TLS handshake timeout. A 10-second wall-clock cap on each incoming TLS handshake prevents a client from parking a file descriptor and task indefinitely before authentication (slowloris / handshake-flood mitigation). A timed-out or failed handshake drops only that connection; the server continues serving other clients.
Webhook response size cap. The webhook routing transport reads sidecar responses under a 64 KiB cap. A slow or hostile sidecar cannot drive unbounded memory allocation; an oversized response is an error and falls back to on_error.
Rhai script operation budget. The script transport evaluates operator scripts under a per-invocation Rhai operation count limit and a hard wall-clock deadline (run on the blocking pool so a runaway script cannot pin an async worker). No module resolver, no file or network host functions are registered in the sandboxed engine.
Startup fail-fast for TLS config errors. PEM cert, key, or CA load/parse failures abort startup with a message naming the offending file; key material is never logged. A single-connection handshake failure is logged at debug level only.

Fixed

Weight-zero drain bypass on the session-affinity path. A pool member set to weight: 0 (an operator draining a lane) could still receive requests that carried an existing session-affinity stickiness, sidestepping the drain.

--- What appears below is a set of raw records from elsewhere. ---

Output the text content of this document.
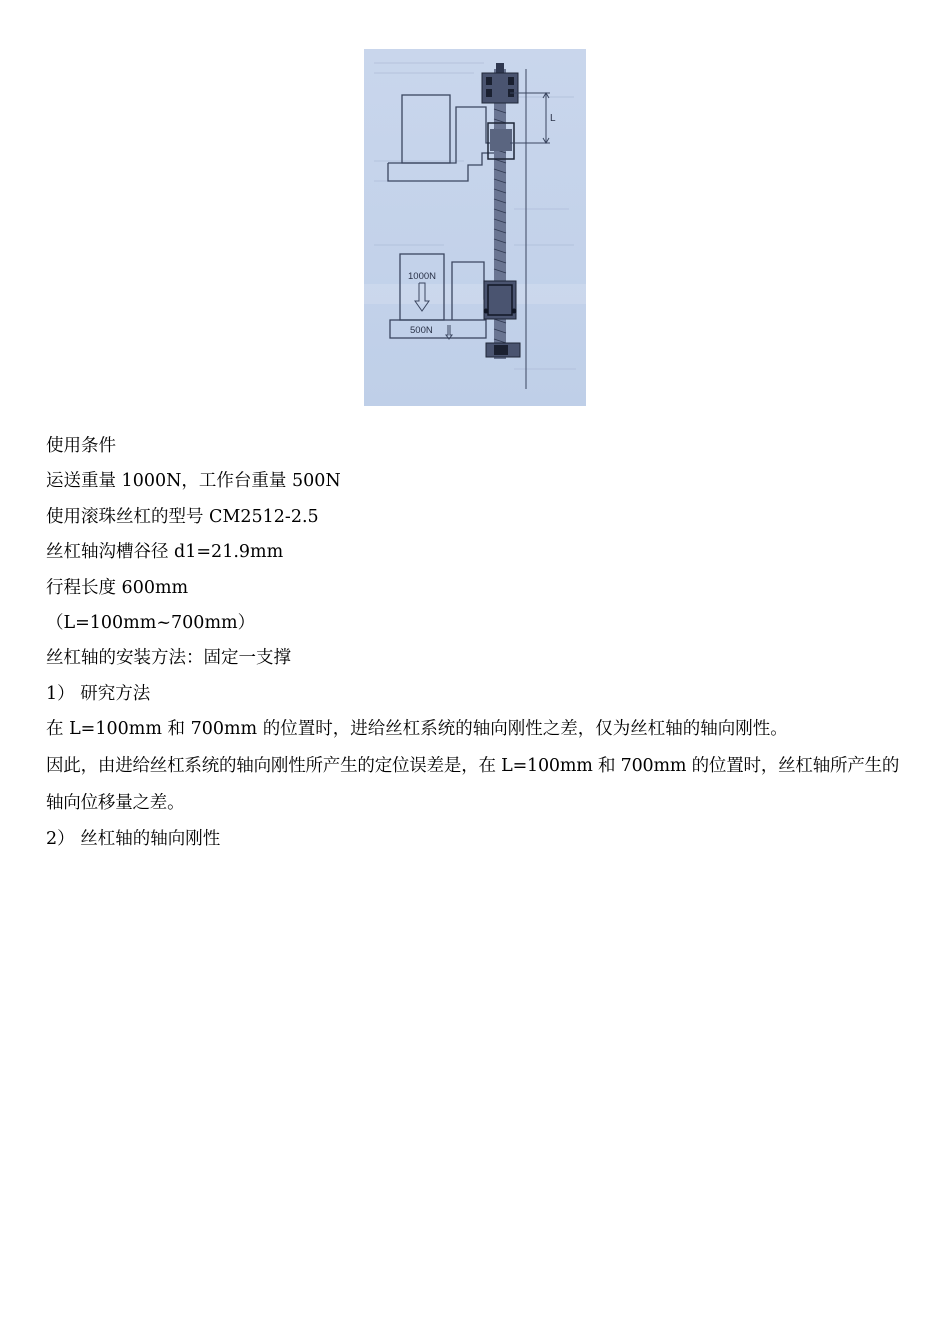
L
1000N
500N
使用条件
运送重量 1000N，工作台重量 500N
使用滚珠丝杠的型号 CM2512-2.5
丝杠轴沟槽谷径 d1=21.9mm
行程长度 600mm
（L=100mm~700mm）
丝杠轴的安装方法：固定一支撑
1） 研究方法
在 L=100mm 和 700mm 的位置时，进给丝杠系统的轴向刚性之差，仅为丝杠轴的轴向刚性。
因此，由进给丝杠系统的轴向刚性所产生的定位误差是，在 L=100mm 和 700mm 的位置时，丝杠轴所产生的轴向位移量之差。
2） 丝杠轴的轴向刚性
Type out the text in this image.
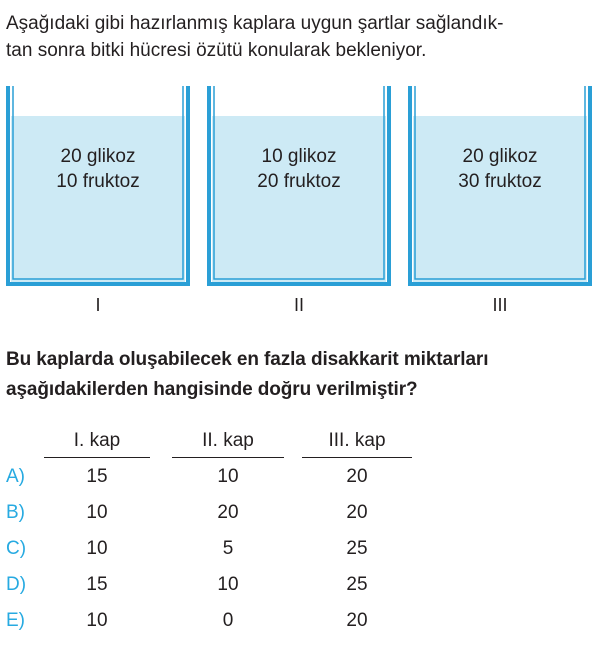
Aşağıdaki gibi hazırlanmış kaplara uygun şartlar sağlandık-
tan sonra bitki hücresi özütü konularak bekleniyor.
20 glikoz
10 fruktoz
10 glikoz
20 fruktoz
20 glikoz
30 fruktoz
I	II	III
Bu kaplarda oluşabilecek en fazla disakkarit miktarları
aşağıdakilerden hangisinde doğru verilmiştir?
I. kap	II. kap	III. kap
A)	15	10	20
B)	10	20	20
C)	10	5	25
D)	15	10	25
E)	10	0	20
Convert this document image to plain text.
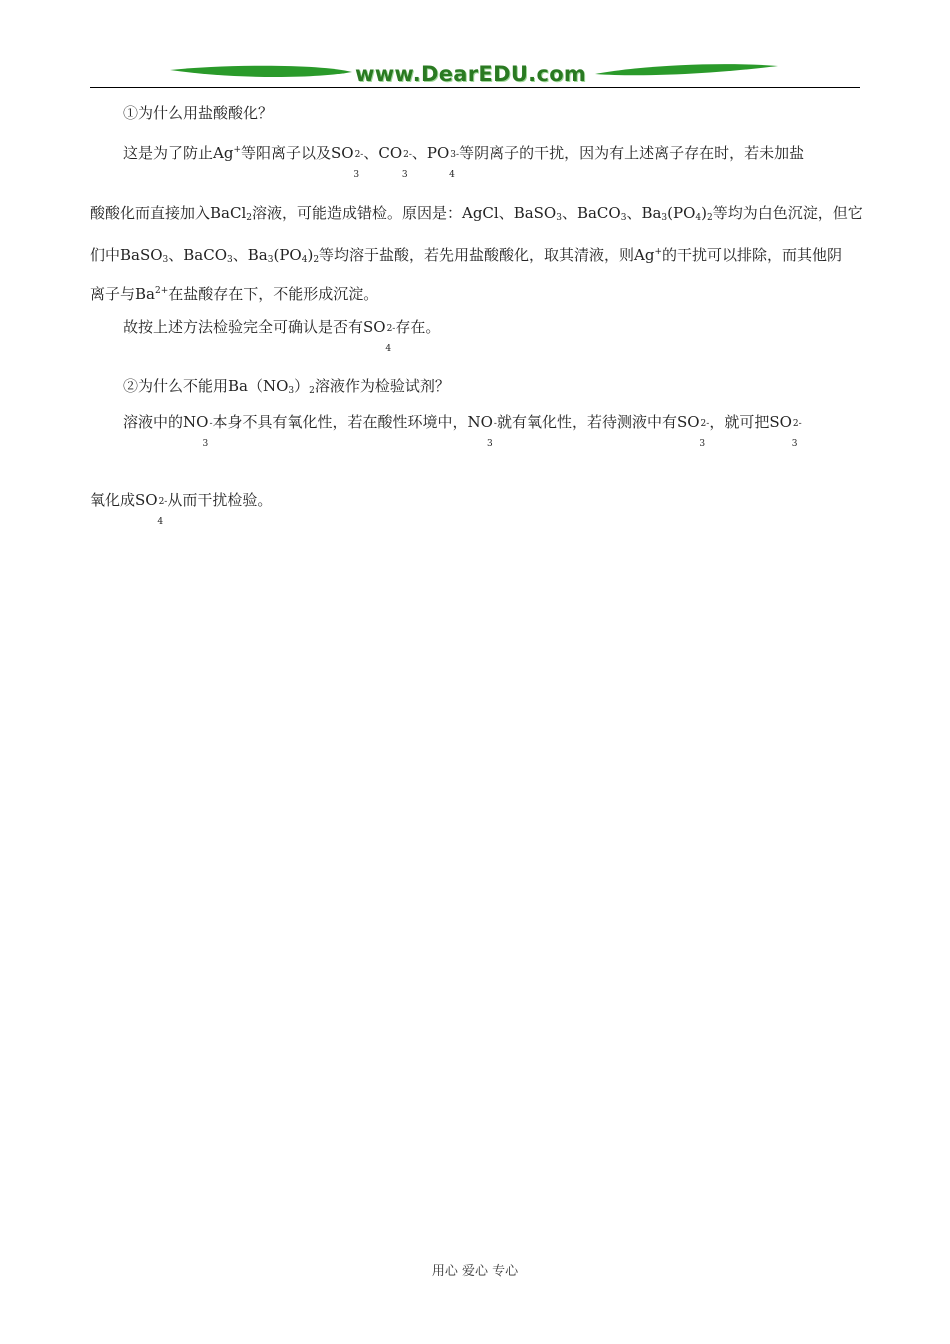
www.DearEDU.com
①为什么用盐酸酸化？
这是为了防止Ag+等阳离子以及SO2-
3
、CO2-
3
、PO3-
4
等阴离子的干扰，因为有上述离子存在时，若未加盐
酸酸化而直接加入BaCl2溶液，可能造成错检。原因是：AgCl、BaSO3、BaCO3、Ba3(PO4)2等均为白色沉淀，但它
们中BaSO3、BaCO3、Ba3(PO4)2等均溶于盐酸，若先用盐酸酸化，取其清液，则Ag+的干扰可以排除，而其他阴
离子与$Ba^{2+}$在盐酸存在下，不能形成沉淀。
故按上述方法检验完全可确认是否有SO2-
4
存在。
②为什么不能用Ba（NO3）2溶液作为检验试剂？
溶液中的NO-
3
本身不具有氧化性，若在酸性环境中，NO-
3
就有氧化性，若待测液中有SO2-
3
，就可把SO2-
3
氧化成SO2-
4
从而干扰检验。
用心 爱心 专心
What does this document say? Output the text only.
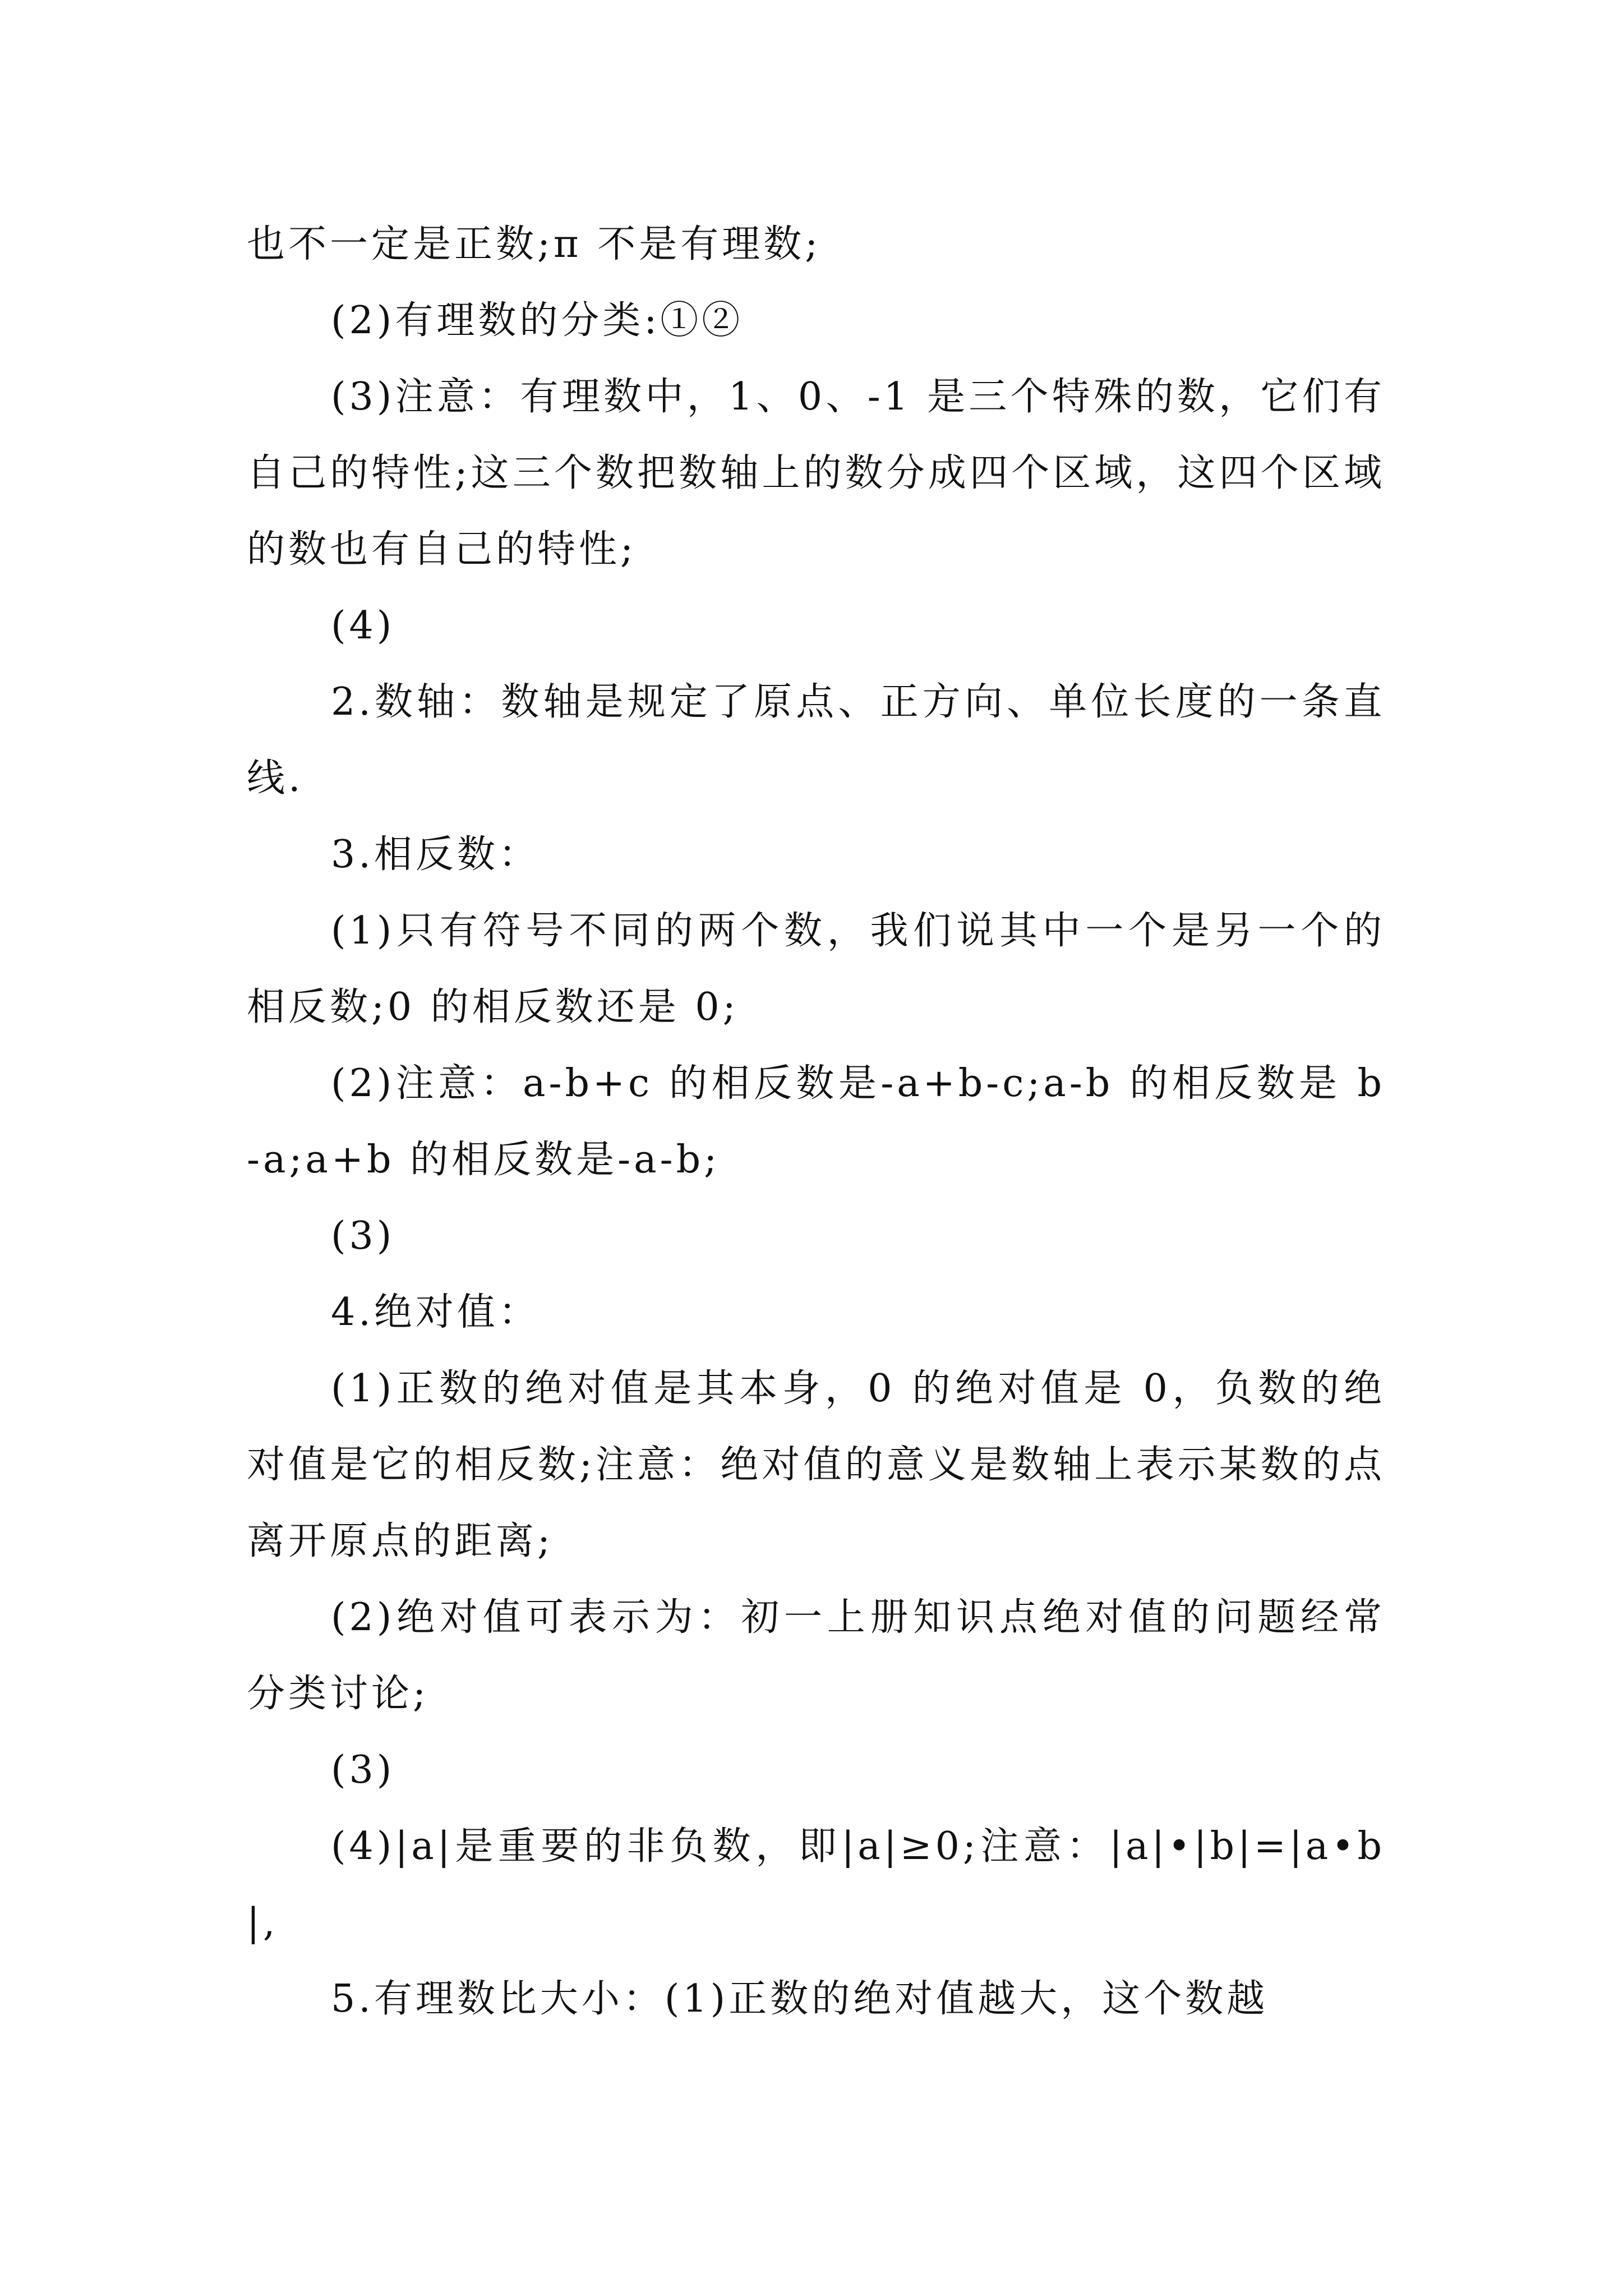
也不一定是正数;π 不是有理数;

(2)有理数的分类:①②

(3)注意：有理数中，1、0、-1 是三个特殊的数，它们有自己的特性;这三个数把数轴上的数分成四个区域，这四个区域的数也有自己的特性;

(4)

2.数轴：数轴是规定了原点、正方向、单位长度的一条直线.

3.相反数：

(1)只有符号不同的两个数，我们说其中一个是另一个的相反数;0 的相反数还是 0;

(2)注意：a-b+c 的相反数是-a+b-c;a-b 的相反数是 b-a;a+b 的相反数是-a-b;

(3)

4.绝对值：

(1)正数的绝对值是其本身，0 的绝对值是 0，负数的绝对值是它的相反数;注意：绝对值的意义是数轴上表示某数的点离开原点的距离;

(2)绝对值可表示为：初一上册知识点绝对值的问题经常分类讨论;

(3)

(4)|a|是重要的非负数，即|a|≥0;注意：|a|•|b|=|a•b|,

5.有理数比大小：(1)正数的绝对值越大，这个数越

Affinity resolution now applies the same weight-zero exclusion as fresh routing; regression test added.
Anthropic outbound User-Agent. Corrected the User-Agent header shape emitted on the Anthropic upstream hop.
SSRF guard covers the Oracle Cloud metadata address. The trusted-upstream net guard now blocks 192.0.0.192 alongside the other link-local / cloud-metadata ranges.
Additional cross-cutting correctness fixes from a deep audit pass (streaming-translation vtable flag propagation, request-id header constant) and the multi-round security and correctness review (rounds R3–R12).

Changed

Provider containment (internal). All provider-name branches were removed from the protocol-agnostic core and relocated behind the ProtocolReader/ProtocolWriter vtable, so provider-specific behavior lives entirely in src/proto/* (safe defaults plus per-provider overrides). No user-visible behavior change — architecture only.

1.0.0-rc.4 — 2026-06-16

A continuation of the rc.3 hardening campaign: nine further rounds (R19→R27) of multi-round, dual-model (Sonnet + Opus) security/correctness auditing over the rc.3 tree, with adversarial triage and class-level fixes. No API changes vs rc.3.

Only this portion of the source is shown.